The Crucifixion by artist George Mayer-Marton was created on the wall of the Church of the Holy Rosary in Oldham in 1955.
But, according to Save Britain’s Heritage, there are fears it could face vandalism, theft or demolition as the church has remained closed since 2017.
A spokesman for the conservation charity said it was backing calls to rescue the artwork and had written to Historic England urging them to recommend it was listed.
The Diocese of Salford, which owns the church, said it was committed to finding a new home for the work and had stepped up security around the site.
The mural includes a mosaic of the figure of Christ and paintings of Mary and John the Apostle on a background of blue.

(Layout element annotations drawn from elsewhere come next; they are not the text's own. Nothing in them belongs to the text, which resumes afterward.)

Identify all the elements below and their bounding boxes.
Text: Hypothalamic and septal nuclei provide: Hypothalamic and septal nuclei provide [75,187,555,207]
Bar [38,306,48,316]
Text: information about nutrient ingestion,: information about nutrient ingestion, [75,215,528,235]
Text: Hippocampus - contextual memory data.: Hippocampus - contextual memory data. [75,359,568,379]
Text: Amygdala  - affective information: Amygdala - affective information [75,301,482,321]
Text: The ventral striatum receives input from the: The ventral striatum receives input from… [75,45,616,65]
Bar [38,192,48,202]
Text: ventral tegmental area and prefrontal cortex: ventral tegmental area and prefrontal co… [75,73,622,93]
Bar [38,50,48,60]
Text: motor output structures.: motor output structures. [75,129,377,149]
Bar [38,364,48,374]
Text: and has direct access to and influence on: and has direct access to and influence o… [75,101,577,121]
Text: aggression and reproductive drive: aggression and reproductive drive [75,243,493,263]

The paintings, created using the technique fresco, where paint is put directly onto plaster, have since been covered over but campaigners hope the original work remains intact and could be restored.
Henrietta Billings, director of Save Britain’s Heritage said: “This is an incredibly rare, well executed and important mural for Oldham and for England by a leading 20th century artist and lecturer, it needs protection and national recognition through listing and Save is ready to help find a secure future for it.”
A spokeswoman for the Diocese of Salford said: “Since the closure of the Church of the Holy Rosary in 2017, protecting George Mayer-Marton’s rare work of art has been of paramount importance to us.
“We have taken action to improve the security of the building to ensure the safety of the work and have cooperated with parties who have shown an interest in it.
“The Diocese of Salford is committed to finding a new home for the work of art and we continue to explore options to find a place where it can be permanently displayed and made available to members of the public for years to come.”
Mayer-Marton, of Jewish-Hungarian origin, was a leading figure in the art world in Vienna, Austria, the 1920s and 1930s before he and his wife escaped to Britain in 1938.
In 1952 he became a lecturer at the Liverpool College of Art and while there was commissioned by the Roman Catholic Church to carry out works at a number of churches in Lancashire and Cheshire.
Another of his murals, the Pentecost, can now be seen at the Metropolitan Cathedral of Christ the King in Liverpool.
A spokesman for Historic England confirmed an application to list the church had been received and was being carefully considered.